Fire & Forget
Fire-and-forget is the simplest messaging pattern: the publisher sends a message and moves on without waiting for acknowledgment or delivery confirmation. There are no retries and no guarantees that the message was received.
How It Works
The publisher calls Publish and returns immediately after the transport accepts the message. On the subscriber side, Message.HasAcker() returns false, and calling Ack() or Nak() is a no-op.
Supported Transports
| Transport | Notes |
|---|---|
| Channel | In-process, backpressure via blocking channel sends |
| NATS core | Network delivery, at-most-once semantics |
Channel Transport Example
The channel transport uses an in-process Bus as the message broker. Messages are delivered synchronously through Go channels, so a slow subscriber applies backpressure to the publisher.
package main
import (
"context"
"fmt"
"log"
"github.com/foomo/goflux"
"github.com/foomo/goflux/transport/channel"
)
type OrderCreated struct {
OrderID string
Total float64
}
func main() {
ctx, cancel := context.WithCancel(context.Background())
defer cancel()
// Create a typed bus — the central broker for in-process messaging.
bus := channel.NewBus[OrderCreated]()
// Publisher and subscriber are both bound to the same bus.
pub := channel.NewPublisher[OrderCreated](bus)
sub, err := channel.NewSubscriber[OrderCreated](bus, 16) // buffer size 16
if err != nil {
log.Fatal(err)
}
// Subscribe blocks until ctx is cancelled — run it in a goroutine.
go func() {
_ = sub.Subscribe(ctx, "orders.created", func(ctx context.Context, msg goflux.Message[OrderCreated]) error {
fmt.Printf("received order %s (total: %.2f)\n", msg.Payload.OrderID, msg.Payload.Total)
// HasAcker() is false — Ack/Nak are no-ops.
return nil
})
}()
// Publish a message.
if err := pub.Publish(ctx, "orders.created", OrderCreated{
OrderID: "ord-123",
Total: 49.99,
}); err != nil {
log.Fatal(err)
}
cancel()
}NATS Core Example
With NATS core, messages are sent over the network but still follow at-most-once semantics. A goencode.Codec handles serialization.
package main
import (
"context"
"fmt"
"log"
"github.com/foomo/goencode"
"github.com/foomo/goflux"
gofluxnats "github.com/foomo/goflux/transport/nats"

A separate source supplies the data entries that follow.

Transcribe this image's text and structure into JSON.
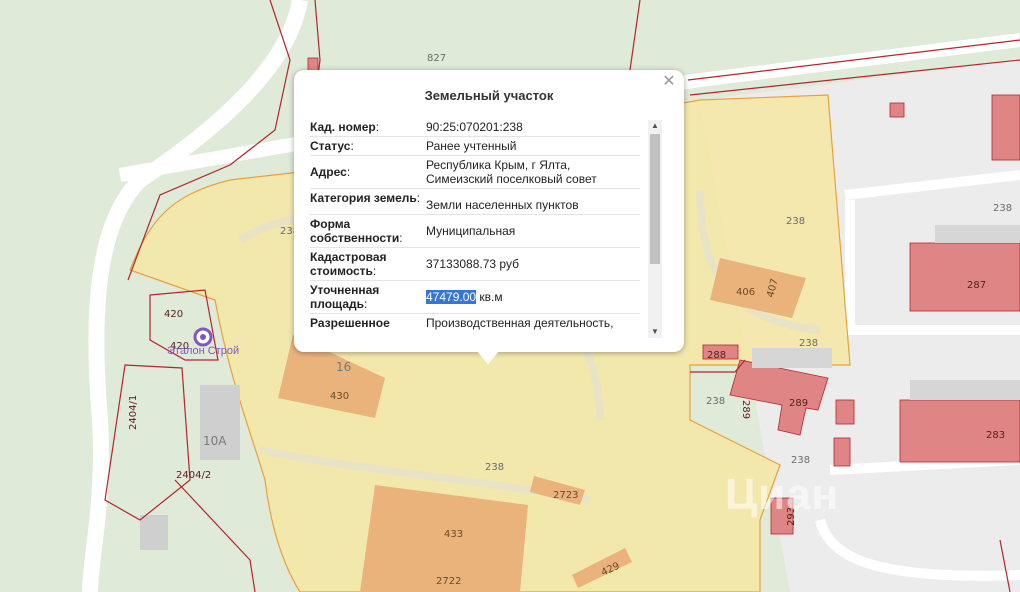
{
  "popup": {
    "title": "Земельный участок",
    "close_icon": "✕",
    "rows": [
      {
        "key": "Кад. номер",
        "value": "90:25:070201:238"
      },
      {
        "key": "Статус",
        "value": "Ранее учтенный"
      },
      {
        "key": "Адрес",
        "value": "Республика Крым, г Ялта, Симеизский поселковый совет"
      },
      {
        "key": "Категория земель",
        "value": "Земли населенных пунктов"
      },
      {
        "key": "Форма собственности",
        "value": "Муниципальная"
      },
      {
        "key": "Кадастровая стоимость",
        "value": "37133088.73 руб"
      },
      {
        "key": "Уточненная площадь",
        "value_highlight": "47479.00",
        "value_suffix": " кв.м"
      },
      {
        "key": "Разрешенное",
        "value": "Производственная деятельность,"
      }
    ]
  },
  "map": {
    "labels": {
      "p827": "827",
      "p238_left": "238",
      "p238_right_mid": "238",
      "p238_bottom_a": "238",
      "p238_bottom_b": "238",
      "p238_right_top": "238",
      "p238_right_low": "238",
      "p238_center": "238",
      "p238_far": "238",
      "p420_a": "420",
      "p420_b": "420",
      "p2404_1": "2404/1",
      "p2404_2": "2404/2",
      "p10A": "10А",
      "p16": "16",
      "p430": "430",
      "p433": "433",
      "p2722": "2722",
      "p2723": "2723",
      "p429": "429",
      "p406": "406",
      "p407": "407",
      "p288": "288",
      "p289": "289",
      "p289_b": "289",
      "p287": "287",
      "p283": "283",
      "p293": "293"
    },
    "poi": {
      "name": "Эталон Строй",
      "icon": "poi-circle-icon"
    },
    "watermark": "Циан",
    "colors": {
      "parcel_fill": "#f7e7a4",
      "parcel_border": "#e8a13c",
      "building": "#eab37c",
      "red_building": "#e08585",
      "boundary": "#b3262c",
      "road": "#ffffff",
      "green": "#dfead8"
    }
  }
}
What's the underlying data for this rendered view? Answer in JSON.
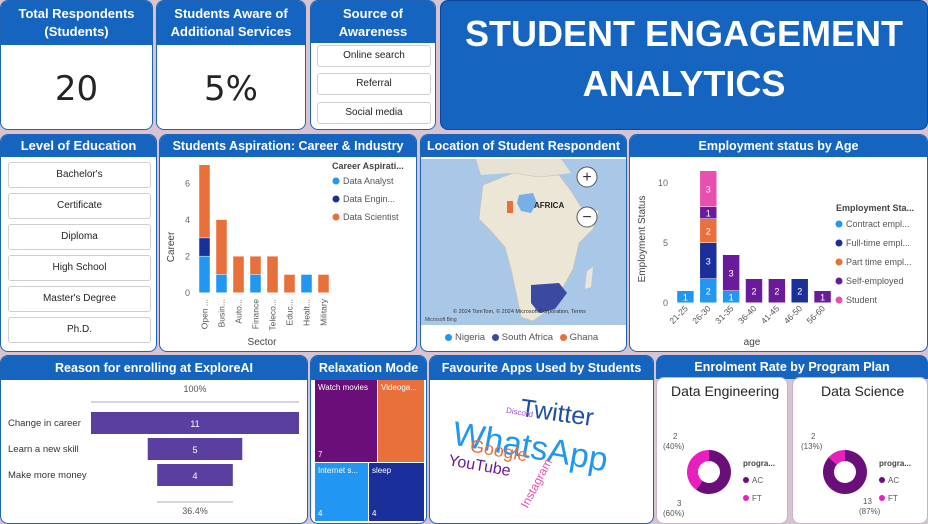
{
  "kpis": {
    "total_title": "Total Respondents (Students)",
    "total_value": "20",
    "aware_title": "Students Aware of Additional Services",
    "aware_value": "5%"
  },
  "source": {
    "title": "Source of Awareness",
    "items": [
      "Online search",
      "Referral",
      "Social media"
    ]
  },
  "banner": {
    "line1": "STUDENT ENGAGEMENT",
    "line2": "ANALYTICS",
    "color": "#1565c0"
  },
  "education": {
    "title": "Level of Education",
    "items": [
      "Bachelor's",
      "Certificate",
      "Diploma",
      "High School",
      "Master's Degree",
      "Ph.D."
    ]
  },
  "aspiration": {
    "title": "Students Aspiration: Career & Industry",
    "xlabel": "Sector",
    "ylabel": "Career",
    "legend_title": "Career Aspirati...",
    "legend": [
      "Data Analyst",
      "Data Engin...",
      "Data Scientist"
    ]
  },
  "location": {
    "title": "Location of Student Respondent",
    "map_label": "AFRICA",
    "attribution": "© 2024 TomTom, © 2024 Microsoft Corporation, Terms",
    "brand": "Microsoft Bing",
    "legend": [
      "Nigeria",
      "South Africa",
      "Ghana"
    ],
    "colors": {
      "Nigeria": "#2196f3",
      "South Africa": "#3b4aa0",
      "Ghana": "#e8703a"
    }
  },
  "employment": {
    "title": "Employment status by Age",
    "xlabel": "age",
    "ylabel": "Employment Status",
    "legend_title": "Employment Sta...",
    "legend": [
      "Contract empl...",
      "Full-time empl...",
      "Part time empl...",
      "Self-employed",
      "Student"
    ]
  },
  "reason": {
    "title": "Reason for enrolling at ExploreAI",
    "top_pct": "100%",
    "bottom_pct": "36.4%"
  },
  "relaxation": {
    "title": "Relaxation Mode",
    "tiles": [
      {
        "label": "Watch movies",
        "value": "7"
      },
      {
        "label": "Videoga...",
        "value": ""
      },
      {
        "label": "Internet s...",
        "value": "4"
      },
      {
        "label": "sleep",
        "value": "4"
      }
    ]
  },
  "apps": {
    "title": "Favourite Apps Used by Students",
    "words": [
      "Twitter",
      "WhatsApp",
      "Google",
      "YouTube",
      "Instagram",
      "Discord"
    ]
  },
  "enrolment": {
    "title": "Enrolment Rate by Program Plan",
    "legend_title": "progra...",
    "legend": [
      "AC",
      "FT"
    ],
    "charts": [
      {
        "title": "Data Engineering",
        "ac_label": "3",
        "ac_pct": "(60%)",
        "ft_label": "2",
        "ft_pct": "(40%)"
      },
      {
        "title": "Data Science",
        "ac_label": "13",
        "ac_pct": "(87%)",
        "ft_label": "2",
        "ft_pct": "(13%)"
      }
    ]
  },
  "chart_data": [
    {
      "type": "bar",
      "title": "Students Aspiration: Career & Industry",
      "xlabel": "Sector",
      "ylabel": "Career",
      "categories": [
        "Open ...",
        "Busin...",
        "Auto...",
        "Finance",
        "Teleco...",
        "Educ...",
        "Healt...",
        "Military"
      ],
      "series": [
        {
          "name": "Data Analyst",
          "color": "#2196f3",
          "values": [
            2,
            1,
            0,
            1,
            0,
            0,
            1,
            0
          ]
        },
        {
          "name": "Data Engin...",
          "color": "#1a2f9a",
          "values": [
            1,
            0,
            0,
            0,
            0,
            0,
            0,
            0
          ]
        },
        {
          "name": "Data Scientist",
          "color": "#e8703a",
          "values": [
            4,
            3,
            2,
            1,
            2,
            1,
            0,
            1
          ]
        }
      ],
      "yticks": [
        0,
        2,
        4,
        6
      ],
      "ylim": [
        0,
        7
      ]
    },
    {
      "type": "bar",
      "title": "Employment status by Age",
      "xlabel": "age",
      "ylabel": "Employment Status",
      "categories": [
        "21-25",
        "26-30",
        "31-35",
        "36-40",
        "41-45",
        "46-50",
        "56-60"
      ],
      "series": [
        {
          "name": "Contract empl...",
          "color": "#2196f3",
          "values": [
            1,
            2,
            1,
            0,
            0,
            0,
            0
          ]
        },
        {
          "name": "Full-time empl...",
          "color": "#1a2f9a",
          "values": [
            0,
            3,
            0,
            0,
            0,
            2,
            0
          ]
        },
        {
          "name": "Part time empl...",
          "color": "#e8703a",
          "values": [
            0,
            2,
            0,
            0,
            0,
            0,
            0
          ]
        },
        {
          "name": "Self-employed",
          "color": "#6a1b9a",
          "values": [
            0,
            1,
            3,
            2,
            2,
            0,
            1
          ]
        },
        {
          "name": "Student",
          "color": "#e84fae",
          "values": [
            0,
            3,
            0,
            0,
            0,
            0,
            0
          ]
        }
      ],
      "yticks": [
        0,
        5,
        10
      ],
      "ylim": [
        0,
        11
      ]
    },
    {
      "type": "bar",
      "title": "Reason for enrolling at ExploreAI",
      "categories": [
        "Change in career",
        "Learn a new skill",
        "Make more money"
      ],
      "values": [
        11,
        5,
        4
      ],
      "color": "#5b3fa0"
    },
    {
      "type": "pie",
      "title": "Data Engineering",
      "categories": [
        "AC",
        "FT"
      ],
      "values": [
        3,
        2
      ],
      "colors": [
        "#6a0f7a",
        "#e91ebf"
      ]
    },
    {
      "type": "pie",
      "title": "Data Science",
      "categories": [
        "AC",
        "FT"
      ],
      "values": [
        13,
        2
      ],
      "colors": [
        "#6a0f7a",
        "#e91ebf"
      ]
    }
  ]
}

"github.com/nats-io/nats.go"
)
type Event struct {
Kind string
Message string
}
func main() {
ctx, cancel := context.WithCancel(context.Background())
defer cancel()
conn, err := nats.Connect(nats.DefaultURL)
if err != nil {
log.Fatal(err)
}
defer conn.Drain()
codec := goencode.NewJSONCodec[Event]()
pub := gofluxnats.NewPublisher[Event](conn, codec)
sub := gofluxnats.NewSubscriber[Event](conn, codec)
go func() {
_ = sub.Subscribe(ctx, "events.>", func(ctx context.Context, msg goflux.Message[Event]) error {
fmt.Printf("[%s] %s\n", msg.Subject, msg.Payload.Message)
return nil
})
}()
_ = pub.Publish(ctx, "events.user.signup", Event{
Kind: "signup",
Message: "user alice signed up",
})
cancel()
}When to Use
- Testing and prototyping -- the channel transport requires no external infrastructure.
- In-process event buses -- decoupling components within a single binary.
- Acceptable loss -- metrics, logs, or ephemeral notifications where occasional message loss is tolerable.
- Low-latency paths -- when the overhead of acknowledgment is not justified.
If you need delivery guarantees, use the at-least-once pattern with JetStream instead.